Bugün artık hepimiz dünya ve insanlık yararına olan şeyler nelerdir biliyoruz: Kömür ve gaz üretim tesislerinin durdurulması; kimyasal böcek ilaçlarının yasaklanması; banka hesaplarının değil, dünyanın ihtiyaç duyduklarını üretmek için ilaç şirketlerinin millileştirilmesi; 2008 felaketinin tekrarlanmaması için borsadaki işlemlere sıkı kısıtlamalar getirilmesi; gazlı içecekler, hazır gıdalar ve tütünün yasaklanması veya satın almaktan vazgeçirecek şekilde ağır vergiler konması; küresel ısınmayı azaltmadaki muazzam rolleri nedeniyle Brezilya, Kongo ve Endonezya ormanlarının uluslararası koruma altına alınması ve devletlerin ve yerli halkın kereste sanayiini yitirmesinden doğan kayıpların telafi edilmesi…
Benzer şekilde, –tıpkı Güney Kutbu Antarktika gibi– tüm Kuzey Kutbu’nun da herhangi bir doğalgaz veya petrol yatırımını yasaklayan uluslararası anlaşmaların koruması altına alınması, küresel ısınmanın orada açtığı deniz yolunda kirlenme tehlikesi nedeniyle seyrüseferin engellenmesi, bu önlemlerden doğan işsizliğin finanse edilmesi… Gerek belli bir sınırı aşan servetlere gerekse Google, Amazon, Facebook ve Apple gibi büyük şirketlere konan vergilerden ve ayrıca büyük devletlerin bile kurban gittiği, hırsızlıkla elde edilen kazançların toplandığı büyük hazineler olan dünyanın dört bir yanındaki vergi kaçırma cennetlerinin kapatılmasından elde edilecek gelirle, temiz enerjiye dayanan dayanışmacı bir ekonominin inşa edilmesi…
Dünyanın çöküşü
Bu listeye baktığınızda hayata geçirmenin imkânsız olduğu zihinlerde netleşir; zira liberalizm, bu tür önlemlerle kendisinin çökmesindense dünyanın çöküşünü tercih edecektir. Ancak ya hep ya hiç demeden, en azından bazı iyileştirmelere gitmek mümkün müdür?
Bu bile liberal ahtapotla yüzleşmek için en geniş uluslararası ittifakı gerektirir. Bugün böyle bir şeyden ne kadar da uzağız; Avrupa Birliği’nin kendisinin bile böyle bir yüzleşmeden aciz kaldığını görürken, bugün hangi ülke, –yerel düzeyde dahi– vatandaşlarının sağlığını korumak ve nesillerini muhafaza etmek için önlemler alabilir? Hele de bu durum onu çevreyi ve insanı tahrip eden büyük şirketlerle doğrudan bir çatışma konumuna sokarken…
Elbette böyle bir devlet, –kendine ve vazifelerine saygı duyan her devletin misyonu olan– kamu yararını her şeyin üzerine koyan milli ve demokratik bir devlet olmalıdır. Fakat bugün demokrasi, birden fazla mekânda ve zamanda kendisine nüfuz edip boyun eğdiren liberalizmle nasıl yüzleşebilir? Eğer ki liberalizmin battığı günde boğulmak istemiyorsa demokrasinin yüzleşeceği şey acı verici gözden geçirmelerdir. Yoksa Allah göstermesin hep birlikte boğuluruz.

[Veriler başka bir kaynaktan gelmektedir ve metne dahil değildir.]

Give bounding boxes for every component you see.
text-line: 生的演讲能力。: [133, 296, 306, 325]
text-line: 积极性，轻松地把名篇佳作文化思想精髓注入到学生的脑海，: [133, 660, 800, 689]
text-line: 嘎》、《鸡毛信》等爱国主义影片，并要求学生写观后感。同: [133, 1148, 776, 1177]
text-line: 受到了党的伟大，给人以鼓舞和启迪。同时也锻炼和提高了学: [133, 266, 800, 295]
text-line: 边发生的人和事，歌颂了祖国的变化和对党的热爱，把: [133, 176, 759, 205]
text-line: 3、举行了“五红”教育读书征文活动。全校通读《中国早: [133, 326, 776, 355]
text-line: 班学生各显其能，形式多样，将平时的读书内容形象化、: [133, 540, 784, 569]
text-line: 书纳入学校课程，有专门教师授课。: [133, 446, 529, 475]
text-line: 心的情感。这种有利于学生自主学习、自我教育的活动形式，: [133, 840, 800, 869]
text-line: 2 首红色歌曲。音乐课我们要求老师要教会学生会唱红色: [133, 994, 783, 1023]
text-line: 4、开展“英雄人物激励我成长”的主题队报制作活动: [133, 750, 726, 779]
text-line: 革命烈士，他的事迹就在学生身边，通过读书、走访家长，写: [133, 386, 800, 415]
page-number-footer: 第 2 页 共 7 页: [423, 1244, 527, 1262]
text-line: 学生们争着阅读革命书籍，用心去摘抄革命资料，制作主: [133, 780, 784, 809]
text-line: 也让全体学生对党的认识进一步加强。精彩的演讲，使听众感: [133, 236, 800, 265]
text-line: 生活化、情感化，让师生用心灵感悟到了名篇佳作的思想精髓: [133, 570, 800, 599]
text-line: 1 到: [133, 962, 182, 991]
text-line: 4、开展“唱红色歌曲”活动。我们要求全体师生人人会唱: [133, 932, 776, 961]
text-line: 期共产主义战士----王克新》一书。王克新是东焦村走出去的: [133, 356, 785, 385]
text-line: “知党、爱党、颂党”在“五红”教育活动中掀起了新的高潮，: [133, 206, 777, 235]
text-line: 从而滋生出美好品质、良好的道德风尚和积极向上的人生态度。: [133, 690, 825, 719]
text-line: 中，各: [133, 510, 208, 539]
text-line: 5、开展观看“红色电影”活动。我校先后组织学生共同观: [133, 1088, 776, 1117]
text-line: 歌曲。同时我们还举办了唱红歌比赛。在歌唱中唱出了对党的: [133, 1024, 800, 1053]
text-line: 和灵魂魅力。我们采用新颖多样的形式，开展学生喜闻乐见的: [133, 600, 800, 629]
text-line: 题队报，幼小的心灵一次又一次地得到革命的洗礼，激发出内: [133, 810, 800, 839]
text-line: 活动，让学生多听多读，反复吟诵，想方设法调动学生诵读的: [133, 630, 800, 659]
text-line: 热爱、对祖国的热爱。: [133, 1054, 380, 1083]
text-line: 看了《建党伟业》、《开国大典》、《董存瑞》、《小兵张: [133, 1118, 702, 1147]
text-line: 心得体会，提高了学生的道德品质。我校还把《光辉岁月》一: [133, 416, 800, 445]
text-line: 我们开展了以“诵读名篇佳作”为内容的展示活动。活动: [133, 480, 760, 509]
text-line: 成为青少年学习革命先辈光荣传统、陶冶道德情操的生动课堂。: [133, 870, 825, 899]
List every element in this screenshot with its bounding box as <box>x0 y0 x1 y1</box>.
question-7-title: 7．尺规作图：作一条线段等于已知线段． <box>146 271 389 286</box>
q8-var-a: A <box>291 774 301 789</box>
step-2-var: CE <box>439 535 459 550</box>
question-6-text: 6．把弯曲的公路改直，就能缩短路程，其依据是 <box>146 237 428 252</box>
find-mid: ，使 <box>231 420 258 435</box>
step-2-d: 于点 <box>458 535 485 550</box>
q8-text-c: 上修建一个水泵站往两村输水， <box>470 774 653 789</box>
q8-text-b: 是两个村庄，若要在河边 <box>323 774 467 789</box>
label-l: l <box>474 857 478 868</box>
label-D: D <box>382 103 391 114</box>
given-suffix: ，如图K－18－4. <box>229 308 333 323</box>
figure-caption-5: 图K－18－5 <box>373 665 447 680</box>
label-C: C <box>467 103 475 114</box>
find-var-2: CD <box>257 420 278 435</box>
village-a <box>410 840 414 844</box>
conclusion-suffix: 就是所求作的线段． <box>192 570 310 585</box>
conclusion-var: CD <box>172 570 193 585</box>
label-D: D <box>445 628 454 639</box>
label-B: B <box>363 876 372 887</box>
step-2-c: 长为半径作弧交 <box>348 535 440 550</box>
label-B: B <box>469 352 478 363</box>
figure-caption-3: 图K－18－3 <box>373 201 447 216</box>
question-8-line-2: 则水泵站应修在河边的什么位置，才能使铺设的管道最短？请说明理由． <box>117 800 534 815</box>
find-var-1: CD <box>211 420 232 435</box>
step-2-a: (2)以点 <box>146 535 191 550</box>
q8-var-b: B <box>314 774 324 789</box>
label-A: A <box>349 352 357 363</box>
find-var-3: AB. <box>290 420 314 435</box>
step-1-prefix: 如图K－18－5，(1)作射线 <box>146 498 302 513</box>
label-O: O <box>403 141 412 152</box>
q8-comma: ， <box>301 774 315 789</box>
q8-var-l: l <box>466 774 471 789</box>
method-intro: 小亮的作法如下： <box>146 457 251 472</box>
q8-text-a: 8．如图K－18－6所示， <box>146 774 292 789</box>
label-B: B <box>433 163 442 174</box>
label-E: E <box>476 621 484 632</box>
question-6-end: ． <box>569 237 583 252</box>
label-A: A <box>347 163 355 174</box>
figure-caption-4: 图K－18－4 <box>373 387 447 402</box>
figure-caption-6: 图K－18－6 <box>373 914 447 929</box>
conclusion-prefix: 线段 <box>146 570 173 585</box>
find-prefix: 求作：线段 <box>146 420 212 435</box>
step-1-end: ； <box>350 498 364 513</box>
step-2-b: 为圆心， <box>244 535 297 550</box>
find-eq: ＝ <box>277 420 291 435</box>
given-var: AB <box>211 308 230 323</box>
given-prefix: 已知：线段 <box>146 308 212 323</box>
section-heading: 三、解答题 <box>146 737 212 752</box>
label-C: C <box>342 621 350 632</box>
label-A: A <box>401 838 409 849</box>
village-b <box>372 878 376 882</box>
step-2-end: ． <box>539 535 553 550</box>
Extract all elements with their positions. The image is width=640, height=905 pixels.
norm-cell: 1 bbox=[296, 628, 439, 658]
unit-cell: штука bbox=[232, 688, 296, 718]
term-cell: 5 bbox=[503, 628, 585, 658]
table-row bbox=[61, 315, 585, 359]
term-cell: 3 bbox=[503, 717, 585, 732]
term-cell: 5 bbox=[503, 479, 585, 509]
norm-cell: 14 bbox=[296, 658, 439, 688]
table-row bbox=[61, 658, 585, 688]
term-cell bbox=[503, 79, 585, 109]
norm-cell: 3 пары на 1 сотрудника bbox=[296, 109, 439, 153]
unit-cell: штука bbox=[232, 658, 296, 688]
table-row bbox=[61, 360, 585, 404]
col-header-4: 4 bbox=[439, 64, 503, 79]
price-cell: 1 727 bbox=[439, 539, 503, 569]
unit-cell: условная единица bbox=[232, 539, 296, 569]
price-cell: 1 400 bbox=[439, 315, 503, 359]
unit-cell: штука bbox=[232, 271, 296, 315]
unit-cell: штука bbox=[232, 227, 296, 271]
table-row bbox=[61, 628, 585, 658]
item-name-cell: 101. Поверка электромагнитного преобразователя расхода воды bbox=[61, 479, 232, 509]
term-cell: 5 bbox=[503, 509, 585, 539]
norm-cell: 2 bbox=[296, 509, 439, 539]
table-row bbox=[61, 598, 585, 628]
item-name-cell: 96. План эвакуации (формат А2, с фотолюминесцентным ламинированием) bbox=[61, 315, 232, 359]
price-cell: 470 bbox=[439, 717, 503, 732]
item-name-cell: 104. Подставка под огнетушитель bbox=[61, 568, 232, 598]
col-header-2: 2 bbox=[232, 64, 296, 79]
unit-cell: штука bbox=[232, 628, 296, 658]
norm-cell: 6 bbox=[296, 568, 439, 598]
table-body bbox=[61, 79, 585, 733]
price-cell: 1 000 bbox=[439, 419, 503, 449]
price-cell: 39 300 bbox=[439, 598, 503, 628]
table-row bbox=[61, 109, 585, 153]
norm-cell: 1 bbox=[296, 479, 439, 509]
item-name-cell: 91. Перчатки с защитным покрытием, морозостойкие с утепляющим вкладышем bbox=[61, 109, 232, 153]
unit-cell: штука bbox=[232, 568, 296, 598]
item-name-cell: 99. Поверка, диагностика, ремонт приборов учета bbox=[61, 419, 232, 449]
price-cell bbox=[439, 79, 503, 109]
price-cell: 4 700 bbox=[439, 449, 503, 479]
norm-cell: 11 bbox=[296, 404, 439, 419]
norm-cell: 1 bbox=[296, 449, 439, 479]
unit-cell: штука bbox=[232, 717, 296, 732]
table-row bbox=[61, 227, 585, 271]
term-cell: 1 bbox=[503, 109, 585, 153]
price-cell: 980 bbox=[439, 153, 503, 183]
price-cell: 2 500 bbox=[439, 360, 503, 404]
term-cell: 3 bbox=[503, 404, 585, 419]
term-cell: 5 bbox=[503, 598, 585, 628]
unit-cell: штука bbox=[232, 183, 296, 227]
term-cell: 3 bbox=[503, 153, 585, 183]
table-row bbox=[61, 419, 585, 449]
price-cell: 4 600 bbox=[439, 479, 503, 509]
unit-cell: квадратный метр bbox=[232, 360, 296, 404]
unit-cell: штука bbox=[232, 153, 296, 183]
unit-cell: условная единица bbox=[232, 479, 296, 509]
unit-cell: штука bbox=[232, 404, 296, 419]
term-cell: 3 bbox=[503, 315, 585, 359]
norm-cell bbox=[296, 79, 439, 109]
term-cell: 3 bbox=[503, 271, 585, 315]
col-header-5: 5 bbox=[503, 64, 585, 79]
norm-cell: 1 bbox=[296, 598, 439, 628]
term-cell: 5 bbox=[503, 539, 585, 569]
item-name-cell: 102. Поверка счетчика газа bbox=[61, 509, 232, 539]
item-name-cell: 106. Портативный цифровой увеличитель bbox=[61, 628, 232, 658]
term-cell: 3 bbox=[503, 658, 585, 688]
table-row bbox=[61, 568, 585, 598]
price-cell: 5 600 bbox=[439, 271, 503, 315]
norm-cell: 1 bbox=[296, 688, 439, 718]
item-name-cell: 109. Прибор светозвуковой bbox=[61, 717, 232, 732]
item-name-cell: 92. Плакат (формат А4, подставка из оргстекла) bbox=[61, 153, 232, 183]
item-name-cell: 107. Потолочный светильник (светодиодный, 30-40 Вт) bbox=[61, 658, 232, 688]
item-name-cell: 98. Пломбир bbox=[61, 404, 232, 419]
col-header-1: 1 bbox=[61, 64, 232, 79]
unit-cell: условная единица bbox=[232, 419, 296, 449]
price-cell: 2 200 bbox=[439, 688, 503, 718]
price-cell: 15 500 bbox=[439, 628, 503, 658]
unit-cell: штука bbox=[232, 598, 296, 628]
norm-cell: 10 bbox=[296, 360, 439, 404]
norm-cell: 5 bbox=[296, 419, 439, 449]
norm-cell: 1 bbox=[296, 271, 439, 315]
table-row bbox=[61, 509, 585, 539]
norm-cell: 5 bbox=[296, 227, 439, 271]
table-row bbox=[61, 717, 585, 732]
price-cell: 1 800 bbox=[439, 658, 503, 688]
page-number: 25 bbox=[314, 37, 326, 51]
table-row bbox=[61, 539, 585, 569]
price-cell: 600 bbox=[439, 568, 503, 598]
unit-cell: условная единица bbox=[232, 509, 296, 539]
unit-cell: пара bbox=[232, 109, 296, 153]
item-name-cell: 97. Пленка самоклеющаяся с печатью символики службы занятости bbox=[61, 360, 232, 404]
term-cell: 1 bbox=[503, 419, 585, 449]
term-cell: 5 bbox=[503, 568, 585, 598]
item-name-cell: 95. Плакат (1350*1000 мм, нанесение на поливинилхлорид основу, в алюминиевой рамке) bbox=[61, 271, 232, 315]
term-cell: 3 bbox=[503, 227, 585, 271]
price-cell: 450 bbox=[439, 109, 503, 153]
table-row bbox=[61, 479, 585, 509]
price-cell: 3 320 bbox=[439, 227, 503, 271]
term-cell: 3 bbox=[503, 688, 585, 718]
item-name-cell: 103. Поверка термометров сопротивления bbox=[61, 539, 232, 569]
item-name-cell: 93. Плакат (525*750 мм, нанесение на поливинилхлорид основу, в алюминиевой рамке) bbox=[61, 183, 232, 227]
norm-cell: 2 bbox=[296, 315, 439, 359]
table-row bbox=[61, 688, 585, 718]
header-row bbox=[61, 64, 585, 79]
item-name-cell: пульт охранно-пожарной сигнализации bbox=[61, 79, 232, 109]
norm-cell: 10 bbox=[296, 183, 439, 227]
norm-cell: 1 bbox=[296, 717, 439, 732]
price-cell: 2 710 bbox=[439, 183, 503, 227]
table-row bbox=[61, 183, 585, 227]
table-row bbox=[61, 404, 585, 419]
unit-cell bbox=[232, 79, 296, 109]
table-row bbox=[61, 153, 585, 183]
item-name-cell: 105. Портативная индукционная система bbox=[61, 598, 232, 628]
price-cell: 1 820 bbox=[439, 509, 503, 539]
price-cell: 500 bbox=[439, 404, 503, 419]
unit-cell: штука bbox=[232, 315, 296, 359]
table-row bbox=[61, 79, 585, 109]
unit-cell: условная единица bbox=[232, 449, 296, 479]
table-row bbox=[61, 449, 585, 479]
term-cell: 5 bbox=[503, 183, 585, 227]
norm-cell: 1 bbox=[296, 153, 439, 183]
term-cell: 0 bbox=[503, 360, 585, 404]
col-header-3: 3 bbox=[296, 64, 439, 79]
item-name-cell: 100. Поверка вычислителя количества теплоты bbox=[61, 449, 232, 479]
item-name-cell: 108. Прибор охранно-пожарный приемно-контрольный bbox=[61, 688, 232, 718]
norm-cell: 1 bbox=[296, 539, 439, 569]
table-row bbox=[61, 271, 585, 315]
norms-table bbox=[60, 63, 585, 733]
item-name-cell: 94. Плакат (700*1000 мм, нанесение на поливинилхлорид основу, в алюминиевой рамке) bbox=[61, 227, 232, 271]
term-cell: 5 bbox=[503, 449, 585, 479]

NOT: Oldukça ağır bir Arapça ile yazan Munsif Merzûkî'nin yazılarını tercüme ederken içinden çıkamadığım veya emin olamadığım bazı cümlelerde kendisine her ne zaman başvursam vaktini ayırıp yardımcı olan gazeteci Ola Karakurt'a ve Firas Sancaktar’a sonsuz teşekkürlerimi sunarım.